We reserve the right to change our privacy practices that are described in this Notice.  We reserve the right to make the revised or changed privacy practices applicable to PHI we already have about you as well as any information we receive in the future.  A copy of our current Notice will be posted in our patient locations.  Prior to a material change to the uses or disclosures, your rights, our legal duties, or other privacy practices stated in this Notice, we will promptly revise and distribute the Notice.  The Notice will contain the effective date on the first page.
If you believe your privacy rights have been violated, you may file a complaint with Pathology Associates or with the Secretary of the Department of Health and Human Services.  To file a complaint with Pathology Associates, write to Pathology Associates’ Privacy Officer.  All complaints must be in writing.  You will not be penalized or retaliated against for filing a complaint.

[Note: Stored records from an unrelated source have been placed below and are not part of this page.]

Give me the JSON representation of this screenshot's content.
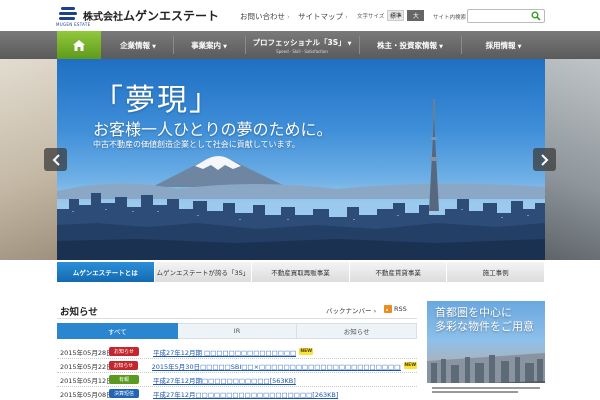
{
  "header": {
    "logo_company": "株式会社",
    "logo_name": "ムゲンエステート",
    "logo_sub": "MUGEN ESTATE",
    "contact_label": "お問い合わせ",
    "sitemap_label": "サイトマップ",
    "font_size_label": "文字サイズ",
    "font_size_standard": "標準",
    "font_size_large": "大",
    "search_label": "サイト内検索",
    "search_placeholder": ""
  },
  "nav": {
    "items": [
      {
        "label": "企業情報"
      },
      {
        "label": "事業案内"
      },
      {
        "label": "プロフェッショナル「3S」",
        "sub": "Speed · Skill · Satisfaction"
      },
      {
        "label": "株主・投資家情報"
      },
      {
        "label": "採用情報"
      }
    ]
  },
  "hero": {
    "title": "「夢現」",
    "subtitle": "お客様一人ひとりの夢のために。",
    "tagline": "中古不動産の価値創造企業として社会に貢献しています。"
  },
  "tabs": [
    {
      "label": "ムゲンエステートとは",
      "active": true
    },
    {
      "label": "ムゲンエステートが誇る「3S」",
      "active": false
    },
    {
      "label": "不動産買取再販事業",
      "active": false
    },
    {
      "label": "不動産賃貸事業",
      "active": false
    },
    {
      "label": "施工事例",
      "active": false
    }
  ],
  "news": {
    "title": "お知らせ",
    "back_numbers": "バックナンバー",
    "rss": "RSS",
    "tabs": [
      {
        "label": "すべて",
        "active": true
      },
      {
        "label": "IR",
        "active": false
      },
      {
        "label": "お知らせ",
        "active": false
      }
    ],
    "items": [
      {
        "date": "2015年05月28日",
        "category": "お知らせ",
        "title": "平成27年12月期 □□□□□□□□□□□□□□□",
        "new": true
      },
      {
        "date": "2015年05月22日",
        "category": "お知らせ",
        "title": "2015年5月30日□□□□□SBI□□×□□□□□□□□□□□□□□□□□□□□□□□□□",
        "new": true
      },
      {
        "date": "2015年05月12日",
        "category": "有報",
        "title": "平成27年12月期□□□□□□□□□□□[563KB]",
        "new": false
      },
      {
        "date": "2015年05月08日",
        "category": "決算短信",
        "title": "平成27年12月□□□□□□□□□□□□□□□□□□□[263KB]",
        "new": false
      }
    ],
    "new_label": "NEW",
    "category_colors": {
      "お知らせ": "#c4262d",
      "有報": "#5a9b1f",
      "決算短信": "#1f64b5"
    }
  },
  "banner": {
    "line1": "首都圏を中心に",
    "line2": "多彩な物件をご用意"
  },
  "colors": {
    "nav_bg": "#666666",
    "home_green": "#6aa92a",
    "accent_blue": "#2a86cf"
  }
}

Other uses and disclosures of PHI not covered by this Notice or the laws that apply to us will be made only with your written authorization.  If you provide us permission to use or disclose PHI about you, you may revoke that authorization, in writing, at any time.  If you revoke your authorization, we will no longer use or disclose PHI about you for the reasons covered by your written authorization.  You understand that we are unable to retract any disclosures we have already made with your authorization, and that we are required to retain our records of the care that we provided to you.